So my qs to you all who are successfully able to ruthlessly protect your time : how do you do it ? How do you not cave ? How do you not fear in declining meeting invites, esp if it’s involving clients or senior leadership?? What’s your strategy to protect your focused time blocks ?
When I returned from mat leave the first time (as a senior consultant), I
- talked to my network and staffers and refused to work on any high burn project work that required weekly travel for a year (and luckily was staffed locally on multiple projects!)
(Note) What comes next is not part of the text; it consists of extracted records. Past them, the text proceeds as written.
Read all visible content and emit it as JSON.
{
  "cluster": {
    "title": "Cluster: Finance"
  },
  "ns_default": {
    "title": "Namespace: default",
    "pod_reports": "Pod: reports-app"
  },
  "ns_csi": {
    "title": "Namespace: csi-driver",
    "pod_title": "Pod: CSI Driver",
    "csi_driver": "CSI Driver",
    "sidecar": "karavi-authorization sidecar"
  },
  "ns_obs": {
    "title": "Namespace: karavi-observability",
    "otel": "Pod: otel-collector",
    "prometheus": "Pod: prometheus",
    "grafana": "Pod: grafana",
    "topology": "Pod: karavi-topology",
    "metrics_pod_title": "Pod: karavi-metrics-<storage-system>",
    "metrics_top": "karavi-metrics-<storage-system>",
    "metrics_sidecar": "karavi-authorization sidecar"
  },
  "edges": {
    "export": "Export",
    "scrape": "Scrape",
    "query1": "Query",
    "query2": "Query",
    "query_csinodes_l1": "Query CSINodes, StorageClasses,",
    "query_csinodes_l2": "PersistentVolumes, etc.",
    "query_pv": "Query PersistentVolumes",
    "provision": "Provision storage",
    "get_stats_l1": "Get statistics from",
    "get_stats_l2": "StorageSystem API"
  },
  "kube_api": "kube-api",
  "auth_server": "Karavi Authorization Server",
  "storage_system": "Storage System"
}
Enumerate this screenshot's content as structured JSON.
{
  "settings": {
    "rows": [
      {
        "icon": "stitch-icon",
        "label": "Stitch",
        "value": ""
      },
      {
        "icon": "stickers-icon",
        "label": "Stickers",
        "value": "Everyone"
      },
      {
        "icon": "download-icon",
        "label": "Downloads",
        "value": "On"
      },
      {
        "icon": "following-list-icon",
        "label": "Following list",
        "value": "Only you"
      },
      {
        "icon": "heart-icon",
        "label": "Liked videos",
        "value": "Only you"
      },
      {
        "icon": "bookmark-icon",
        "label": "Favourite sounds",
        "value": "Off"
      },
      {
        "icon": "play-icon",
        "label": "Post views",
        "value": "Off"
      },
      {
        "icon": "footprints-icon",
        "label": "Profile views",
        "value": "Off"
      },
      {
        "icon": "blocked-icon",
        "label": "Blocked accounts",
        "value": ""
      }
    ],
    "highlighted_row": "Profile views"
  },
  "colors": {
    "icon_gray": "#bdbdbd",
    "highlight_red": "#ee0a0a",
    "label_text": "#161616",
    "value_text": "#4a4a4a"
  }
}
- blocked my calendar during pumping times for 30 min 3x a day and declined all meetings at these times for the first 3 months. Followed up for notes instead. As I got better at this I felt like I could multi task (pump while also working, or hop on a call!), and I pumped for more than a year
- blocked my calendar from 5-8pm everyday and declined all meetings during that time full stop for the first year
Honestly everyone respected these boundaries and nobody gave me shit about it. However, it was impossible to hold these boundaries AND not work late in the evening after my kiddo went to bed. I’m pretty efficient but I probably still worked 3x a week, at least 8-9pm to handle emails and prep for the next day but sometimes much later if there was workshop prep to be done. I led small teams and worked with pretty minimal oversight from project leads (no manager, senior manager, just reporting directly into a partner), so had a lot of flexibility to shape my day and work independently.
Ultimately, I moved to industry after 1.5 years. My client offered me a role I was interested in with a great team and I’ve never looked back, had two more kids and continue to progress in my career. You’ll find what works for you. I always tell myself, if the job doesn’t work for me & my family, there’s are always other jobs. Good luck!
So I’ll begin by saying this obviously depends upon your seniority.
I was an EM and a single parent. My kick off rules to my team and partners were:
1) do not send me invites to my diary using scheduling assistant and not checking if the time works for me. An open slot doesn’t mean I’m available for you. If a blind invite pops up it will be declined for sure.
2) I’m unavailable before 9am and from 3-4pm. School drop off and pickups. Dinner I was flexible on. Depended on the day. I made sure everyone had clear instructions on what to work on when they started their day, whether it was 7am for them or 9am etc. that also meant till 10am I was undisturbed.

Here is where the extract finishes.